Vivendo intensamente o engajamento político, cheguei a achar que o motor da história era a questão política, e que poderíamos transformar o mundo simplesmente com o ideal humanitário. Minha sorte é que um dos questionamentos do Movimento era justamente essa visão da política como o lugar único da transformação da sociedade.

Assim, quando Padre Fúlvio veio de Macapá a São Paulo para um encontro com o Padre Luigi Giussani, fundador do Movimento Comunhão e Libertação na Itália, é que pude começar a perceber o equívoco dessa minha primeira percepção. Aquele encontro seria a oportunidade de eu contar ao Padre Fúlvio minhas primeiras impressões sobre o que estava acontecendo em São Paulo e que eu achava maravilhosamente revolucionário. Nem bem começou a conversa, Padre Fúlvio enumerou uma série de coisas que considerava fundamentais para a experiência de fé – e que botava abaixo toda a minha teoria. A primeira é que Deus nos amou primeiro, portanto, o protagonista da História é Ele; disse, ainda, que as coisas que almejamos só acontecem se a nossa ação for, antes de tudo, um reflexo do amor dele. Como exemplo, citou o salmo 126: “Se o Senhor não edificar a casa, em vão trabalham os que a constroem”.

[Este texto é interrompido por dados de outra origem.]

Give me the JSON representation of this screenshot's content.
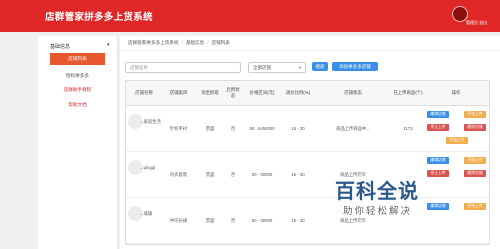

Lembro-me muito bem do tamanho da minha decepção com a posição daquele santo sacerdote. Não apreciei muito ser contrariado em minha certeza de que o protagonista da História era o ser humano consciente. No entender do padre Fúlvio, para ser protagonista, o ser humano deveria necessariamente refletir o amor de Deus na sua ação no mundo. Enquanto eu insistia no poder da consciência política, ele defendia a fé em Deus como fundamental para mudar o curso da História.

A questão sobre quem é o protagonista da História, o homem ou Deus, segue como parte das minhas reflexões até hoje. É possível um mundo novo apenas com uma consciência nova do homem ou a fé é indispensável? A cada momento, vejo os sinais como respostas – naquele momento, padre Fúlvio foi o sinal do início do meu despertar. Mas houve outros importantes insights.

Certa vez, realizei um batismo de um adulto que estava com uma doença grave. Estava na iminência da morte e pedia o batismo. Naquele momento tão crucial, me confessou sua dúvida: bastava a ação boa do homem para ganhar o Céu? Bastaria ter dedicado toda a vida à mulher, às filhas? Bastaria ter trabalhado honestamente e ainda ter participado da Igreja? Isso bastaria para a sua salvação? Na inquietação – e certamente tocado pelo Espírito Santo naquele momento tão decisivo – resolveu pedir o batismo, sem dúvida necessário à sua salvação.

Em um encontro dos movimentos eclesiais com o Papa, em Roma, em 30 de maio de 1998, Padre Giussani me deu mais um testemunho: “O verdadeiro protagonista da História é o mendicante: Cristo mendicante do coração do homem e o coração do homem mendicante de Cristo”.

Por isso, sempre fico muito feliz ao ver o que acontece em Santa Generosa. Aqui somos o que Padre Giussani disse: mendicantes. Todos os dias, de segunda a segunda, são celebradas muitas missas; temos um horário amplo de confissões, e importantes momentos de adoração e bênção do Santíssimo; realizamos visita aos doentes nos hospitais; temos a catequese de adultos e de crianças; vários são os grupos de movimentos e pastorais. Em meio às nossas inquietações, em meio aos desafios por que passam a sociedade e a nossa Igreja, em meio a todo o rebuliço para nos afastar dos ensinamentos do Evangelho, precisamos implorar a companhia de Deus, pedir-Lhe que aumente a nossa fé e que continuemos mendicantes de suas graças, de sua bênção.

Deus nos amou primeiro, portanto, é Ele o protagonista, o verdadeiro construtor da História. Nossa capacidade de construir o que quer que seja se potencializa pela fé e ao nos tornamos reflexo do seu amor e instrumentos de suas mãos.